Äthiopien im 20. Jahrhundert

Die Geschichte Äthiopiens im 20. Jahrhundert war von bedeutenden politischen, wirtschaftlichen und sozialen Veränderungen geprägt. Es war eine Zeit des Kampfes um Unabhängigkeit und Modernisierung sowie ein Zeitraum des Übergangs von der monarchischen Herrschaft zur sozialistischen Republik und Demokratie. Im Laufe des Jahrhunderts erlebte Äthiopien mehrere bedeutende Ereignisse, darunter die italienische Invasion, die Reformen des Kaisers Haile Selassie, den Machtantritt der marxistischen Militärjunta und den anschließenden Kampf um Demokratie. Die Ereignisse des 20. Jahrhunderts hatten tiefgreifende Auswirkungen auf das moderne Äthiopien, seine soziale und wirtschaftliche Entwicklung sowie seine internationalen Beziehungen.

Die Invasion Italiens und die Wiederherstellung der Unabhängigkeit

Im Jahr 1935 begann Italien unter der Führung von Benito Mussolini die zweite Invasion Äthiopiens. Trotz des verzweifelten Widerstands der Äthiopier und der Unterstützung, die das Land von dem Völkerbund erhielt, eroberten die italienischen Truppen im Mai 1936 Addis Abeba. Kaiser Haile Selassie sah sich gezwungen, das Land zu verlassen und wandte sich mit einer berühmten Rede an den Völkerbund, in der er die internationale Gemeinschaft aufrief, sich gegen die Aggression zu wehren. Der Völkerbund konnte jedoch nicht effektiv intervenieren, und Äthiopien blieb bis 1941 unter italienischer Besatzung.

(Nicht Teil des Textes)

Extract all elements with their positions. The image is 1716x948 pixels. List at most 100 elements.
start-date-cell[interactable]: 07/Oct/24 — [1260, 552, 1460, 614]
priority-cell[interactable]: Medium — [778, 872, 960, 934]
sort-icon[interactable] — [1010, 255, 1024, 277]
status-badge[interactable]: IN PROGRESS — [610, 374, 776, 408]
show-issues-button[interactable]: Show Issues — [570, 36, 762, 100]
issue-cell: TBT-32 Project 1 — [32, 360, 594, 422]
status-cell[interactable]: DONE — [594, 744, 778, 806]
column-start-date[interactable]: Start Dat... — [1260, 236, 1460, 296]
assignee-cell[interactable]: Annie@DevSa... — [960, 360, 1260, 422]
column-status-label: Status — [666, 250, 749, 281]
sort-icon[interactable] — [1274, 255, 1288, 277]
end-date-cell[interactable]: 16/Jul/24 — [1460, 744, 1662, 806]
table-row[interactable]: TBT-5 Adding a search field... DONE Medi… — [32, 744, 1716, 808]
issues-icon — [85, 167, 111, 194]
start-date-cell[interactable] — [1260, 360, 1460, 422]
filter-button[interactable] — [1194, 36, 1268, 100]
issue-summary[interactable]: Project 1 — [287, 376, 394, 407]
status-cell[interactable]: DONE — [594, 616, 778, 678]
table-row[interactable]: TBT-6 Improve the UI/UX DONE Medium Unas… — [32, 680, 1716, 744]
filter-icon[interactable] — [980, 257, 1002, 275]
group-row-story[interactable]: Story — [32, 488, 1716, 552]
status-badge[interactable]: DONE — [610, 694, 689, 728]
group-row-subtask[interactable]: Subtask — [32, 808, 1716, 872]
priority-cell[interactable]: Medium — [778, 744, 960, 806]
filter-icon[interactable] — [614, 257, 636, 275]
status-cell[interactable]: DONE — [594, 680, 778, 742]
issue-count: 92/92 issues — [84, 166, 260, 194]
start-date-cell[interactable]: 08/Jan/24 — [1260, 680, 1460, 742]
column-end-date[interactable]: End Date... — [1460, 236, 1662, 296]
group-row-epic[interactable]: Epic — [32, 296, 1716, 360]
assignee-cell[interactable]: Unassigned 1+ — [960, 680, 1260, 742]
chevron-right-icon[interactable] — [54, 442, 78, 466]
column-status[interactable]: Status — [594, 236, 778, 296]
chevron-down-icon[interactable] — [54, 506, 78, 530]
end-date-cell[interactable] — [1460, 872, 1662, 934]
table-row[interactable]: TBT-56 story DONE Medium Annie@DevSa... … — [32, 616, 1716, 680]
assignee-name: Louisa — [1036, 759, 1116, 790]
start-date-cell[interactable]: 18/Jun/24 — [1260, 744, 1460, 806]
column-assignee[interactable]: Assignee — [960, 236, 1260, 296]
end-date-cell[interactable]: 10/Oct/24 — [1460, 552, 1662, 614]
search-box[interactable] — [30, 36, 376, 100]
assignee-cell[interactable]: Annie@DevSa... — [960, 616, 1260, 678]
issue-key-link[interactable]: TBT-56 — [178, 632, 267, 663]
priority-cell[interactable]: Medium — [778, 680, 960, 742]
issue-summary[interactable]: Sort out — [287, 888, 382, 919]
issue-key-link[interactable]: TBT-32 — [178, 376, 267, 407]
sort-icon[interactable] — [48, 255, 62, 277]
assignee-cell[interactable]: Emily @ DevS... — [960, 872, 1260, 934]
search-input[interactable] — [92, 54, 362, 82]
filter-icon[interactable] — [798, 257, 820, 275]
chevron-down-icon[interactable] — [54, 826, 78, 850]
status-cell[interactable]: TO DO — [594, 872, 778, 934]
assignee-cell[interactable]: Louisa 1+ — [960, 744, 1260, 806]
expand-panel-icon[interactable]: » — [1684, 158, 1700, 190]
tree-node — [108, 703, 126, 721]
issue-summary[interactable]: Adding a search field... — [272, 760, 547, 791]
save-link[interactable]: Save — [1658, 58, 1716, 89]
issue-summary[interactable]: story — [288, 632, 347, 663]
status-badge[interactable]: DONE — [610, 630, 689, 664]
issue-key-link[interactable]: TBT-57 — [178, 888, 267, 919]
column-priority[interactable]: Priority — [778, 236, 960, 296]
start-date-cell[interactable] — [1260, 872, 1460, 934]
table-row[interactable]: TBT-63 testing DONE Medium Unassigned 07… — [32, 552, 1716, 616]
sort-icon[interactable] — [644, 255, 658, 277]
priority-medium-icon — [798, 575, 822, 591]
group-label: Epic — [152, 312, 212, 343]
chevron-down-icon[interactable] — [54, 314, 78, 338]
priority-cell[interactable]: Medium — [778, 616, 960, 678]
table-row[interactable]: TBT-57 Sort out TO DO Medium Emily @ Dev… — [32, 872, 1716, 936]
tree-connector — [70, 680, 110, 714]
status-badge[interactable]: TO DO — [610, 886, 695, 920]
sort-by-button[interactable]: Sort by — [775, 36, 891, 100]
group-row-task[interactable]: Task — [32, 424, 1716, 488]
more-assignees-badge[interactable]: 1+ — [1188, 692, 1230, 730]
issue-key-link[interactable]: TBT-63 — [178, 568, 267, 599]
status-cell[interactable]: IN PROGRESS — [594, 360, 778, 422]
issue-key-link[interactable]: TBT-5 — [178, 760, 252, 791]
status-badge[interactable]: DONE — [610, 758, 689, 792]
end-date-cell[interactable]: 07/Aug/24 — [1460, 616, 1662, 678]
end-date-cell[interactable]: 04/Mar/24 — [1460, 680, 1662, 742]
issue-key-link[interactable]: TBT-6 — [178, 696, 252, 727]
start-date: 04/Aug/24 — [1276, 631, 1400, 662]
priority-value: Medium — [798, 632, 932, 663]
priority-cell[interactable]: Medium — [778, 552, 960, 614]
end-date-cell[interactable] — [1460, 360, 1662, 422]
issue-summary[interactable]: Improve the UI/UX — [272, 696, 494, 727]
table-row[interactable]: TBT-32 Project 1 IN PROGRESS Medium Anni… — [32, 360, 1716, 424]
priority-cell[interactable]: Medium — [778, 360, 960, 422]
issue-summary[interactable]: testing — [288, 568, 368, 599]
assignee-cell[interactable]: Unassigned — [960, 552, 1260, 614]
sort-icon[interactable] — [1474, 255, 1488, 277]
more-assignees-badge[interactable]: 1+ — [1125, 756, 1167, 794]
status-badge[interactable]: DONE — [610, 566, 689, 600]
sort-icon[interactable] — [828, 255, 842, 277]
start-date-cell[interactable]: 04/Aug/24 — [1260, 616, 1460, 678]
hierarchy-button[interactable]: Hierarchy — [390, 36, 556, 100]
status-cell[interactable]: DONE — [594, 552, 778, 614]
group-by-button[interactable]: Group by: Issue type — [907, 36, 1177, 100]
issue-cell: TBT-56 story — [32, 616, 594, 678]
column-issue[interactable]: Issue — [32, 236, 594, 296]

Während des Zweiten Weltkriegs stellte Äthiopien, dank der Unterstützung britischer Truppen, seine Unabhängigkeit wieder her. Die alliierten Truppen marschierten in Äthiopien ein, und Haile Selassie kehrte 1941 auf den Thron zurück. Die Befreiung wurde zu einem bedeutenden Symbol für die afrikanischen Völker und inspirierte sie im Kampf um Unabhängigkeit von kolonialer Herrschaft. Äthiopien, eines der wenigen unabhängigen afrikanischen Länder, wurde ein wichtiger Akteur in der Bewegung zur Dekolonisierung und beeinflusste die Selbstbestimmungsprozesse auf dem Kontinent.

Die Reformen von Kaiser Haile Selassie

Nach seiner Rückkehr auf den Thron begann Haile Selassie mit der Modernisierung und Reformierung Äthiopiens, um das Land in einen starken und unabhängigen Staat zu verwandeln. Der Kaiser führte eine Reihe von Reformen durch, die darauf abzielten, die zentrale Macht zu stärken und das Verwaltungssystem zu verbessern. Eine der ersten Reformen war die Schaffung einer Verfassung im Jahr 1955, die die Monarchie als konstitutionell proklamierte, obwohl die tatsächliche Macht weiterhin in den Händen des Kaisers blieb. Die Verfassung sah gesetzgebende Organe und Bürgerrechte vor, doch deren Einfluss war begrenzt.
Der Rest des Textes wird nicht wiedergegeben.